FOLLOWING Exchange of Letters in December 2020 the non-Reciprocal Trade Agreement offered by the Peoples Republic of China (PRC) entered into force and provisional application on 1st February 2021 as the Department of Trade under the Ministry of Foreign Affairs held talks on Tuesday.
Speaking to this paper in an exclusive interview the Trade Commissioner Joseph Ma’ahanua said since establishing a formal relationship with PRC there was a number of MOUs signed by both countries.
He added that among them being that on reaching and forging close socio-economic cooperation development between Solomon Islands and PRC.
“Under this particular connectivity we have this potential to formalise trade relations with PRC,” he added.
It was understood that China is Solomon Islands number one (1s) export destination and also third (3rd) source of import according to 2019 trade figures.
“So trade wise they important to Solomon Islands even before two countries established the formal relationship,” Ma’ahanua added.

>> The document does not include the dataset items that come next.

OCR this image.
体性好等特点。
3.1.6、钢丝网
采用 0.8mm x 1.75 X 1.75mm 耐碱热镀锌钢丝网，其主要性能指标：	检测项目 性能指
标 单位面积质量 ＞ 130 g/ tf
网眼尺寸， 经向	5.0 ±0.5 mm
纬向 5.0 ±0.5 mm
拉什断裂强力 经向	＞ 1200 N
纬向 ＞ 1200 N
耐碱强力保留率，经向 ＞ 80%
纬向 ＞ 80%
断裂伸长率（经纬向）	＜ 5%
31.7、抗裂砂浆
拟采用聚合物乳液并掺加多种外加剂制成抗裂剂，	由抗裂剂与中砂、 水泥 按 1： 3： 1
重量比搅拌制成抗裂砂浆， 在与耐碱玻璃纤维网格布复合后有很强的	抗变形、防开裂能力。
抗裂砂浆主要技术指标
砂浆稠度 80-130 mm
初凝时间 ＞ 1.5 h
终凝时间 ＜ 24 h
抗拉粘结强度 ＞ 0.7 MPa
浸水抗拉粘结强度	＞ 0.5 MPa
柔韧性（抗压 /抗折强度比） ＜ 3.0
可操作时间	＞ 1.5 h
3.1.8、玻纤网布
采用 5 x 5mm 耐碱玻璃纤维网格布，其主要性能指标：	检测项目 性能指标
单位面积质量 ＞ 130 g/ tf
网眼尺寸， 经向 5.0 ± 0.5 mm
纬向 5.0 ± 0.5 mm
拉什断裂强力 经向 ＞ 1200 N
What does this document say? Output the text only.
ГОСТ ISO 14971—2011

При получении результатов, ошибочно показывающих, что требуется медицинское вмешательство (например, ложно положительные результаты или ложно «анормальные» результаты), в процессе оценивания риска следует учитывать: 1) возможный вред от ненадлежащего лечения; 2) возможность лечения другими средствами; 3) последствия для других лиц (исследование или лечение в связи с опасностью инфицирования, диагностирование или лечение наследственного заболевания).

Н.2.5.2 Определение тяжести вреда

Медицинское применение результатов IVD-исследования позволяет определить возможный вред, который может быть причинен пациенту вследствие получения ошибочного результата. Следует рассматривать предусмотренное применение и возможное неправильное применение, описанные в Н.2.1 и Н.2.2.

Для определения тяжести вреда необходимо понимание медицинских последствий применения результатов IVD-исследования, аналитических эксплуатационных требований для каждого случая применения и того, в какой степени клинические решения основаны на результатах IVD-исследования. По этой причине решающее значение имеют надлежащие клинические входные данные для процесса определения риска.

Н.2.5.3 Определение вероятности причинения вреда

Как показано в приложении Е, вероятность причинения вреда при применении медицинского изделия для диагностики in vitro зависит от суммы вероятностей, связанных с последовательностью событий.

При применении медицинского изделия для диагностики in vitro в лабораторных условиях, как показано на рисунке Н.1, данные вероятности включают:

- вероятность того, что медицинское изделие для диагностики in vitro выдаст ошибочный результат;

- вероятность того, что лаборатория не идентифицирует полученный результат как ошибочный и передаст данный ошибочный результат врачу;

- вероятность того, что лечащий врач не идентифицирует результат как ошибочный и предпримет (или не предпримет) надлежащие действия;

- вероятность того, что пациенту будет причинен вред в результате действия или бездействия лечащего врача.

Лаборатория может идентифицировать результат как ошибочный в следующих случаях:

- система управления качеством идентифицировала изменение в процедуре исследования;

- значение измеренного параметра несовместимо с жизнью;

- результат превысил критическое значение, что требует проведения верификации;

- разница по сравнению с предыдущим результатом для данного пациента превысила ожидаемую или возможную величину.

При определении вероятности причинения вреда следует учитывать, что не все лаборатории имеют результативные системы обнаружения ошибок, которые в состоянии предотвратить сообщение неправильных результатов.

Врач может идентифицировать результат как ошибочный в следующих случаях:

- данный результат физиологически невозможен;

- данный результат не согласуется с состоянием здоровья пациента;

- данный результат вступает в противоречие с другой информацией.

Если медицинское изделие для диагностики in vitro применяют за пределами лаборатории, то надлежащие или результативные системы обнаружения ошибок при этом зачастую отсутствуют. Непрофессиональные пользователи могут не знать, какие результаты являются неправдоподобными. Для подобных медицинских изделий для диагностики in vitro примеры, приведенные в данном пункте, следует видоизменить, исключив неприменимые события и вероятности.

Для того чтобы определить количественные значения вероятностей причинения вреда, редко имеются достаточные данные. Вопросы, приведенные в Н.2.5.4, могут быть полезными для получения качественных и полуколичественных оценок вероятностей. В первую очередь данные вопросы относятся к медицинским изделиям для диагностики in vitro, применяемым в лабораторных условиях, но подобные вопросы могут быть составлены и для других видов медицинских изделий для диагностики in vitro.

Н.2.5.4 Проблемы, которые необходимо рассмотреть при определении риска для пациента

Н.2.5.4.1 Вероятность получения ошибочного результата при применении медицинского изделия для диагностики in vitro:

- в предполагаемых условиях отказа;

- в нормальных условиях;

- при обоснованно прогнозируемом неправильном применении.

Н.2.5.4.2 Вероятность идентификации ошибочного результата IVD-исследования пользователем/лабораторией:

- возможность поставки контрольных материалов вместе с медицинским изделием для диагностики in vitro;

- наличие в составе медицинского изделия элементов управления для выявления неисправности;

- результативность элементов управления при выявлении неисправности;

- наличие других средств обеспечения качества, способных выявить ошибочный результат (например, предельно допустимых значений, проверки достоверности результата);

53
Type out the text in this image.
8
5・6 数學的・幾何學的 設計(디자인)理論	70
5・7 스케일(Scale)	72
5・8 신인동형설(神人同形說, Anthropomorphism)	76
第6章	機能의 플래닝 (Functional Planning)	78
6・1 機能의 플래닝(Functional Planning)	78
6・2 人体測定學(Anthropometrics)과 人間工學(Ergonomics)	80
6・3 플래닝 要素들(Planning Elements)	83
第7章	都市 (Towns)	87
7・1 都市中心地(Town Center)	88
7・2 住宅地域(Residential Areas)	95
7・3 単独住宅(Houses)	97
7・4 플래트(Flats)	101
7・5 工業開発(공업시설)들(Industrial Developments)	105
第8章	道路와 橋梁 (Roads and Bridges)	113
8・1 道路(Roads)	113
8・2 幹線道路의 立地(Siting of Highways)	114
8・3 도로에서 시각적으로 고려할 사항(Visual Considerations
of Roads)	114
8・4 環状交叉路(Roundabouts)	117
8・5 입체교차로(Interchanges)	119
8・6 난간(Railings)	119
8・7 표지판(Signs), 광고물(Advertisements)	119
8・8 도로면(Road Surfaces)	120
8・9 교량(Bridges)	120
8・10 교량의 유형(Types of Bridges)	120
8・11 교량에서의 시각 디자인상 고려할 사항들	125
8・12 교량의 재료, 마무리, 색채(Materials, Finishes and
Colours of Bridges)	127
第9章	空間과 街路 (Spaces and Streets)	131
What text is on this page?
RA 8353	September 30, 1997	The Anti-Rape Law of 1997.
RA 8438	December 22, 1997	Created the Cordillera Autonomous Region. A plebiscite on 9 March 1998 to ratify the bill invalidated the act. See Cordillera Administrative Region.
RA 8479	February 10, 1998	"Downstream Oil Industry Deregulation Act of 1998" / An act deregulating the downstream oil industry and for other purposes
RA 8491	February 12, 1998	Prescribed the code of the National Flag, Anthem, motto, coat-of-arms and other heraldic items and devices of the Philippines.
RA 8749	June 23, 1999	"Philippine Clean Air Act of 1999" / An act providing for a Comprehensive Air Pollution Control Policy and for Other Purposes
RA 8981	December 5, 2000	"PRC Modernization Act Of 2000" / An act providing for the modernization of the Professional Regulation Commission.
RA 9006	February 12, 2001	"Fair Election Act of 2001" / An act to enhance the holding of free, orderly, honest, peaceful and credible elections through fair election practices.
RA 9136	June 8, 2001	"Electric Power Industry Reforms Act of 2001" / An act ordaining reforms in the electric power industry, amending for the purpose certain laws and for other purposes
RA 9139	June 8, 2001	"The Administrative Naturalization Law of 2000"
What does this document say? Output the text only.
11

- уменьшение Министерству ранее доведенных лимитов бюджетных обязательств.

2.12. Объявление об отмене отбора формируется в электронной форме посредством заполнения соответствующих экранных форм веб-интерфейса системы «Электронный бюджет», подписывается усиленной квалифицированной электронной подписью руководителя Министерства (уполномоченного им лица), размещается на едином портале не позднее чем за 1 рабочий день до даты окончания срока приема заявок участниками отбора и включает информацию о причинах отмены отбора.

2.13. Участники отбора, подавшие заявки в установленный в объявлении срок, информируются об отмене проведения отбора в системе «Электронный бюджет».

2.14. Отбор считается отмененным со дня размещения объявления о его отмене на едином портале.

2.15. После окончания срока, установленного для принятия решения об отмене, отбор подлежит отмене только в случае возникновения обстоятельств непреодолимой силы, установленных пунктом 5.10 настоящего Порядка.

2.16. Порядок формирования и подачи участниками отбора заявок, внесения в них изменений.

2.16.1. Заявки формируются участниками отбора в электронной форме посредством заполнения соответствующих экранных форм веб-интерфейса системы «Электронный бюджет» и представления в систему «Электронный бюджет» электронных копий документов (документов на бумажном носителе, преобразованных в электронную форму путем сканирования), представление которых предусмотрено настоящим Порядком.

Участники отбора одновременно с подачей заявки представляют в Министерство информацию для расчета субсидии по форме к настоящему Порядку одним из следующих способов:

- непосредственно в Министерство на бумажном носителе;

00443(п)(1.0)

But on the discussion on Tuesday, Ma’ahanua said his office with other officers from other trade-related government agencies managed to discuss with the Cooperation and Economic Affairs of the Embassy of People’s Republic of China (PRC) in Honiara
The discussion was mainly on very important areas involving trade between the two countries.
PRC offered the non-Reciprocal Trade Arrangement to the Solomon Islands and that offer Ma’ahanua said PRC gave us 97 percent duty-free access for our products to enter the Chinese market.
“We get that offer but it must be understood that it was not negotiated but its conditions will be based on a General Scheme of Preferences (GSP) and it’s applicable to our marketable products.
“On that same note accompanying the non-Reciprocal Trade Offer after we sign it, was the list of products to be granted exemption and secondly a rule of originating products document from them,” he explained.
He further said that his office will be getting our authorities particularly to get them aware of the rules of originating document.
The good news is Ma’ahanua said that the real beneficiaries will be our private sector because they are already producing goods already whether it be from fisheries, agriculture or aquaculture.
“They are the important sector that the rule of originating products applied to and more so they are the ones to make good use of it,” he added.
He confirmed that this arrangement becomes effective as of 1st of February 2021 and it will be only dictated by the ‘rule of origin’.
Ma’ahanua however highlighted that one of the key problems associate with this type of arrangement is meeting the standards of whichever country we engage in trade with.
“Especially for agricultural products is it really practical for us or are we capable of meeting international standards or do we have an established rule that sets the standards and quality.
“Good example is our neighbouring friend Australia if our products do not meet their standards then they cannot accept it.
“With China we haven’t established any formal mechanism so the discussion on Tuesday touched on this issue,” Ma’ahanua added.
He added that they were exploring establishing a Biosecurity and Phytosanitary Protocol that will enable practical utilisation of the 97 percent non-reciprocal duty-free access offered by PRC to Solomon Islands.
“More so the discussion will continue to deepening the relationship between the two countries and economies through mechanisms that will serve towards sustainable growth and related opportunities,” Ma’ahanua told this paper yesterday.